We wish the reader to bear in mind, that the following is the fourth order from the War Department, relating to the present intruders-two for their removal, and both have been countermanded. Such a course of conduct would justly subject any individual to the charge of instability.
26th, Nov, 1829
SIR,- When you were directed forcibly to remove all intruders from the
Cherokee lands by the 15th of December, an expectation was had that General
Coffee might be able to make report to the Department, as to the title of the
country; and as to the dispute which prevails in regard to that subject-that
expectation now must fail, General Coffee cannot be heard from, and hence the
necessity of deferring the execution of the order for the present.

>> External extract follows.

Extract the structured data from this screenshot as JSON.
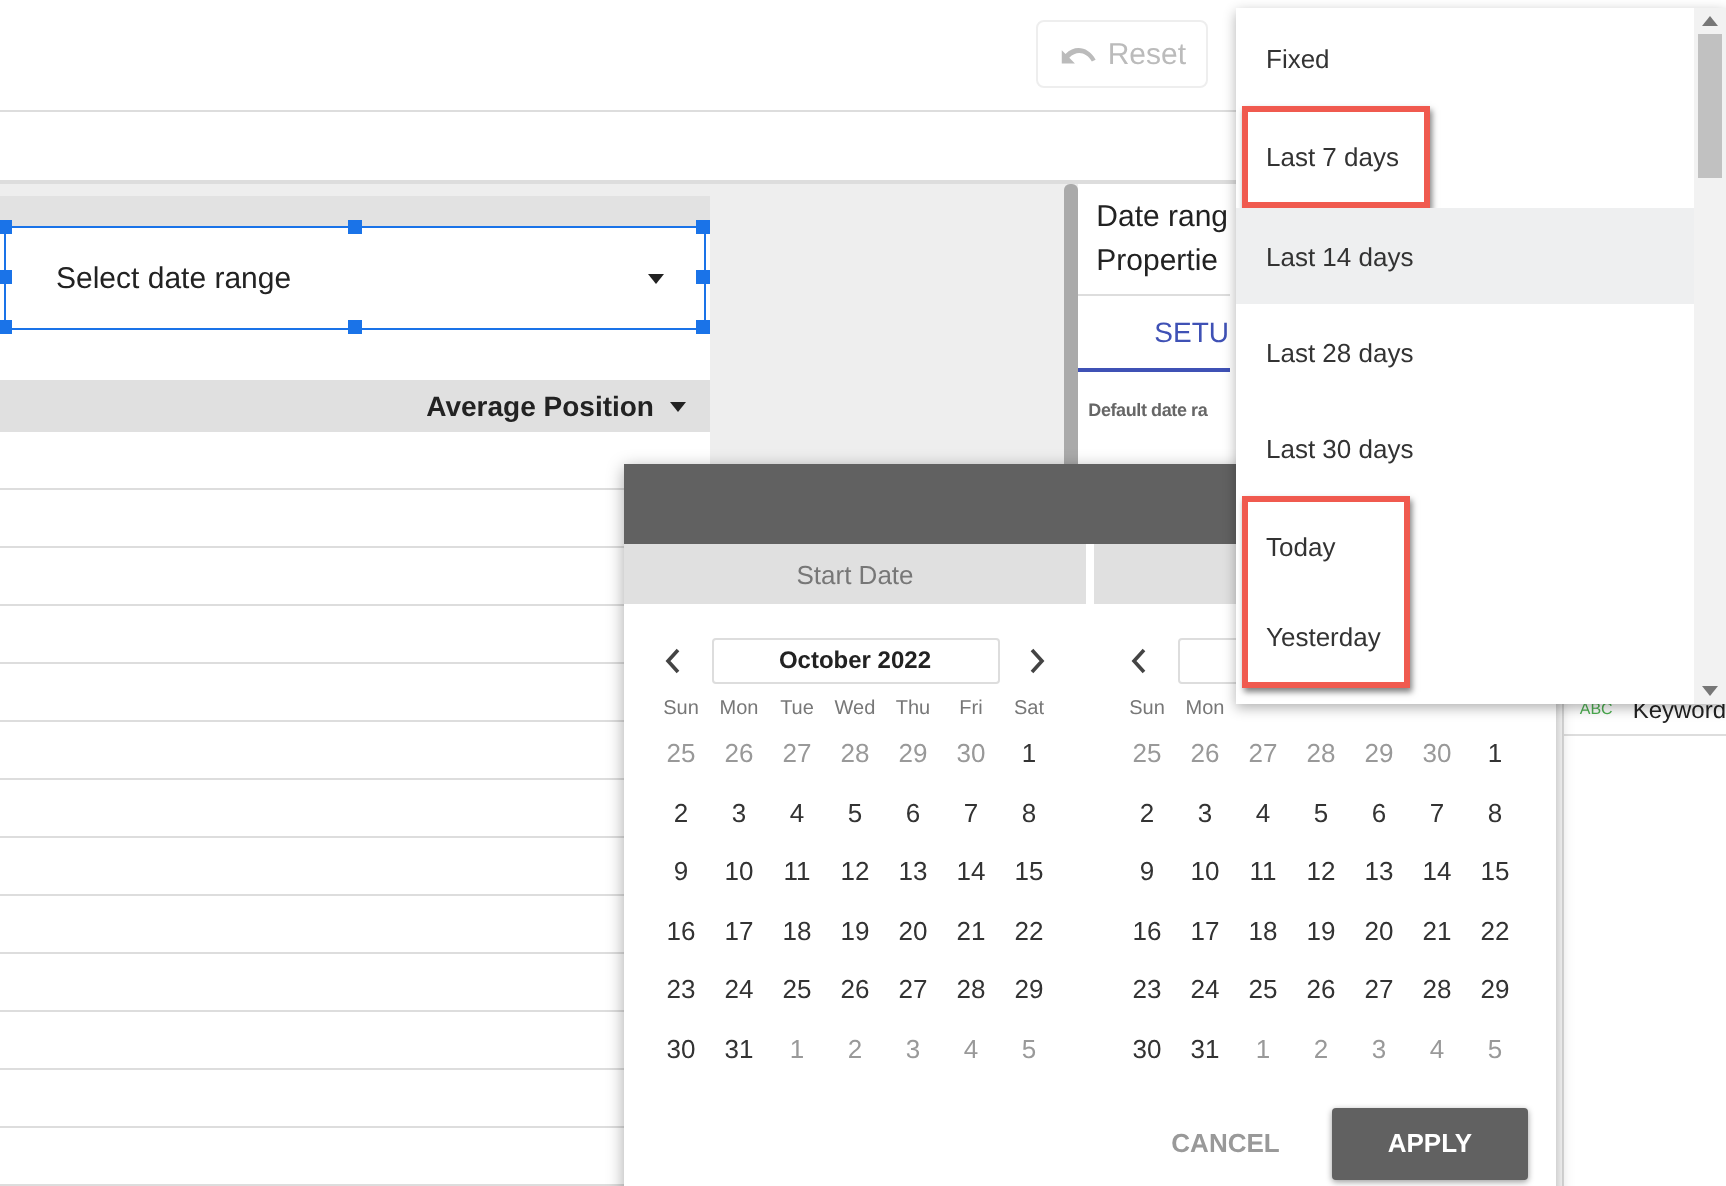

The
commanding officer at Fort Mitchell has been instructed not to advance under
any order from you into the Cherokee Nation until he shall receive further orders.-
Urge on the settlers the necessity of retiring from the Indian lands to the
east side of the Chattahoochee River as a matter of justice to themselves, because
so soon as General Coffee's report shall be received and a decision had on it,
some immediate and definitive action may be expected to take place.- For the
present let any further step on your part be forborne--
JNO. H. EATON.
Col. Hugh Montgomery
Who is to make the decision, we know not. It must certainly be in favor of the Cherokees if it is decided agreeably to evidence. We have seen most of the statements of individuals of this nation, which have been collected by General Coffee, and they sustain the rights of the Cherokees strongly. They are not like the affidavits procured by Col. Wales, which are all hearsay- but they are to the point. Gen. Coffee has obtained the good will and respect of the people among whom he has travelled for his impartiality in the discharge of the duties entrusted to him.- His was unlike the conduct of the said, Wales, who we are informed, in his first interview with General Coffee, denied, in the presence of other persons, that he was an agent on the part of Georgia to collect evidence, but soon after dropped a line to the General, stating that he was. This is characteristic of Georgia proceedings in this unpleasant affair.